If "woman" is "man's" other, than the prostitute is the other within/to the other.
The feminized have long been segregated into social categories on the basis of their sexual labor and/or identity. Solidarity amongst prostitutes, people of color, working class/poor, feminist, trans, queer, and gay/lesbian struggles is necessary to break down stigma that weakens our resolve and capacity.
My deviancy is how I express outliving my trauma. Turning its effects, and impact, into tools for my survival. Not my demise. How do we speak of our our pain? Of never quite feeling comfortable in ours and others projections. Recognizing that the more we learn of the world, and of ourselves, the less words we find ourselves having left to discuss, or define, anything around or in us.
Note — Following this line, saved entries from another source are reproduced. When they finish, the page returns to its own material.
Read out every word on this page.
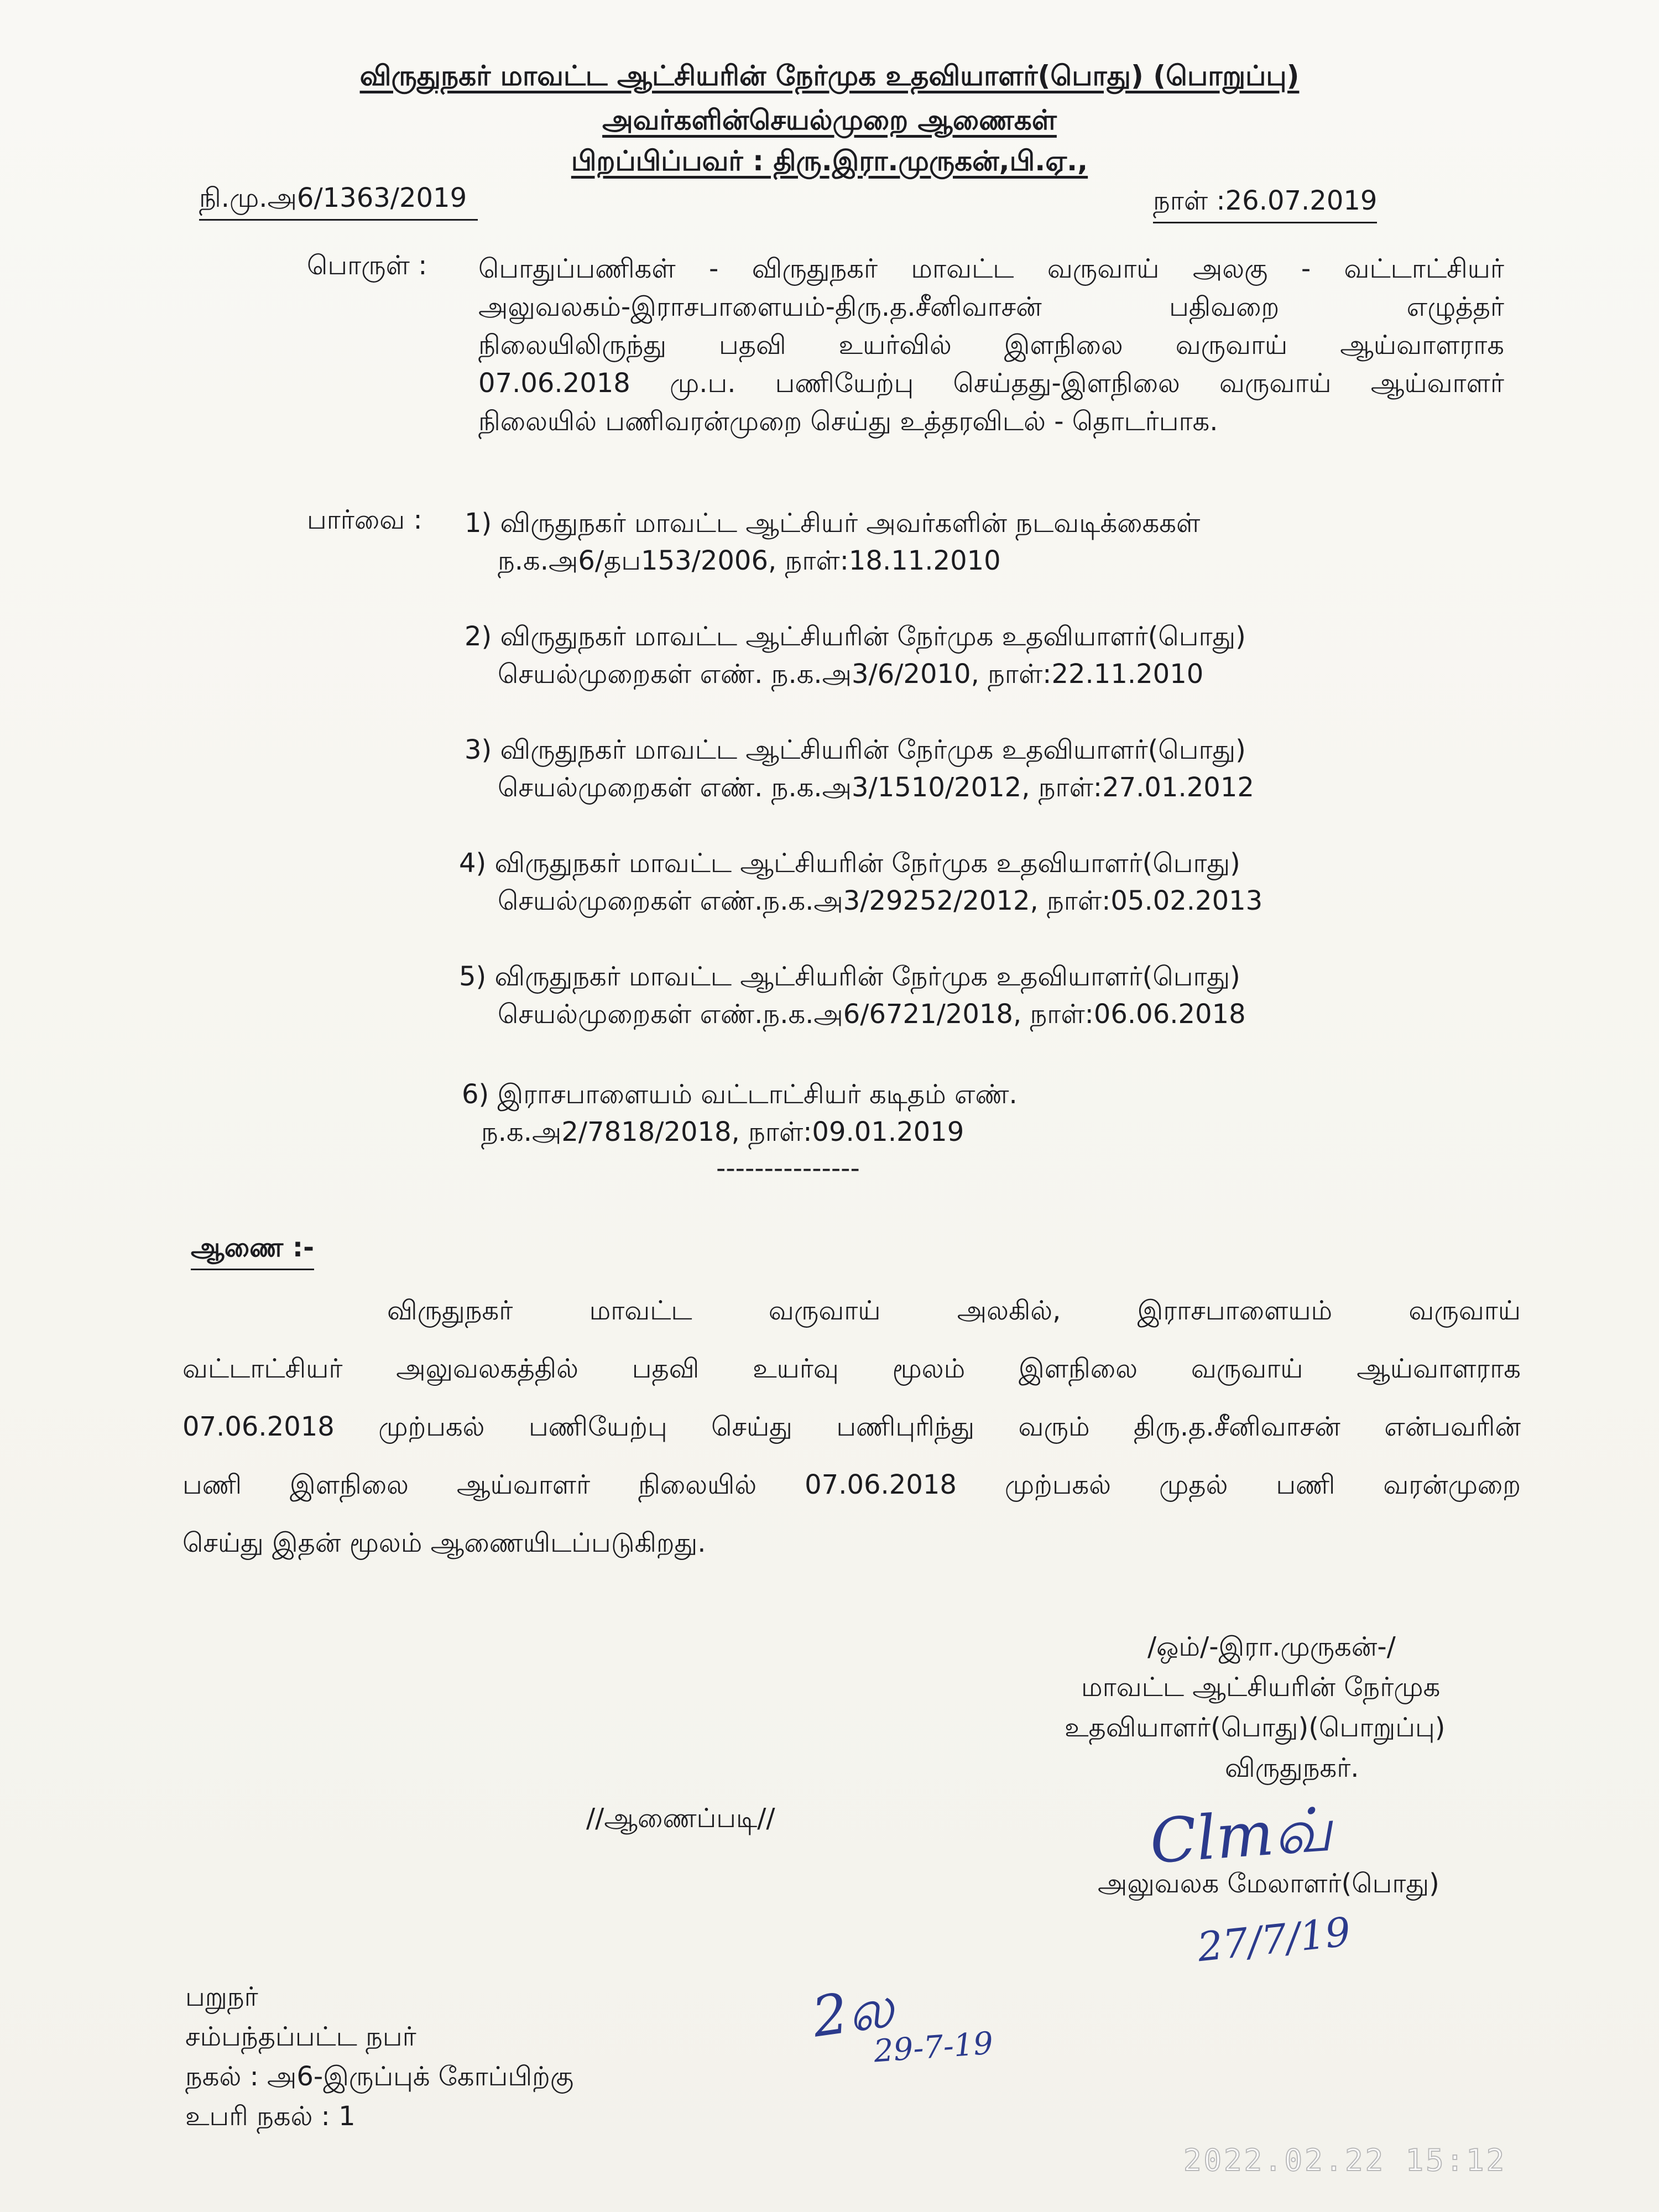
விருதுநகர் மாவட்ட ஆட்சியரின் நேர்முக உதவியாளர்(பொது) (பொறுப்பு)
அவர்களின்செயல்முறை ஆணைகள்
பிறப்பிப்பவர் : திரு.இரா.முருகன்,பி.ஏ.,
நி.மு.அ6/1363/2019	நாள் :26.07.2019
பொருள் : பொதுப்பணிகள் - விருதுநகர் மாவட்ட வருவாய் அலகு - வட்டாட்சியர்
அலுவலகம்-இராசபாளையம்-திரு.த.சீனிவாசன் பதிவறை எழுத்தர்
நிலையிலிருந்து பதவி உயர்வில் இளநிலை வருவாய் ஆய்வாளராக
07.06.2018 மு.ப. பணியேற்பு செய்தது-இளநிலை வருவாய் ஆய்வாளர்
நிலையில் பணிவரன்முறை செய்து உத்தரவிடல் - தொடர்பாக.
பார்வை : 1) விருதுநகர் மாவட்ட ஆட்சியர் அவர்களின் நடவடிக்கைகள்
ந.க.அ6/தப153/2006, நாள்:18.11.2010
2) விருதுநகர் மாவட்ட ஆட்சியரின் நேர்முக உதவியாளர்(பொது)
செயல்முறைகள் எண். ந.க.அ3/6/2010, நாள்:22.11.2010
3) விருதுநகர் மாவட்ட ஆட்சியரின் நேர்முக உதவியாளர்(பொது)
செயல்முறைகள் எண். ந.க.அ3/1510/2012, நாள்:27.01.2012
4) விருதுநகர் மாவட்ட ஆட்சியரின் நேர்முக உதவியாளர்(பொது)
செயல்முறைகள் எண்.ந.க.அ3/29252/2012, நாள்:05.02.2013
5) விருதுநகர் மாவட்ட ஆட்சியரின் நேர்முக உதவியாளர்(பொது)
செயல்முறைகள் எண்.ந.க.அ6/6721/2018, நாள்:06.06.2018
6) இராசபாளையம் வட்டாட்சியர் கடிதம் எண்.
ந.க.அ2/7818/2018, நாள்:09.01.2019
---------------
ஆணை :-
விருதுநகர் மாவட்ட வருவாய் அலகில், இராசபாளையம் வருவாய்
வட்டாட்சியர் அலுவலகத்தில் பதவி உயர்வு மூலம் இளநிலை வருவாய் ஆய்வாளராக
07.06.2018 முற்பகல் பணியேற்பு செய்து பணிபுரிந்து வரும் திரு.த.சீனிவாசன் என்பவரின்
பணி இளநிலை ஆய்வாளர் நிலையில் 07.06.2018 முற்பகல் முதல் பணி வரன்முறை
செய்து இதன் மூலம் ஆணையிடப்படுகிறது.
/ஒம்/-இரா.முருகன்-/
மாவட்ட ஆட்சியரின் நேர்முக
உதவியாளர்(பொது)(பொறுப்பு)
விருதுநகர்.
//ஆணைப்படி//	Clmவ்
அலுவலக மேலாளர்(பொது)
27/7/19
பறுநர்
சம்பந்தப்பட்ட நபர்
நகல் : அ6-இருப்புக் கோப்பிற்கு
உபரி நகல் : 1
2ல
29-7-19
2022.02.22 15:12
A social struggle or existential reality. A vessel in need of a savior or an empowered post-modern burden of agency. False and forced identities of being victim, object, exotic, seductress, or invisible. A spectacle, or not human, or both.
Being a victim and being an agent are not mutually exclusive.
"To embrace the identity of prostitute is to embrace a multitude of contradictions" -- Tracy Quan
We are owners and producers of vast knowledge.
In this project I attempt to "destabilize the boundaries between what are traditionally considered "high" and "low" sites of discourse" (Shannon Bell). Appropriating the imagery and scripts of our visual history for the project of validating sex workers' voices, bodies, identities, and knowledge(s). Inverting the sacred and obscene in the same body. This project, and everything I do, is done to accept and affirm our humanity. This is the real empowering act.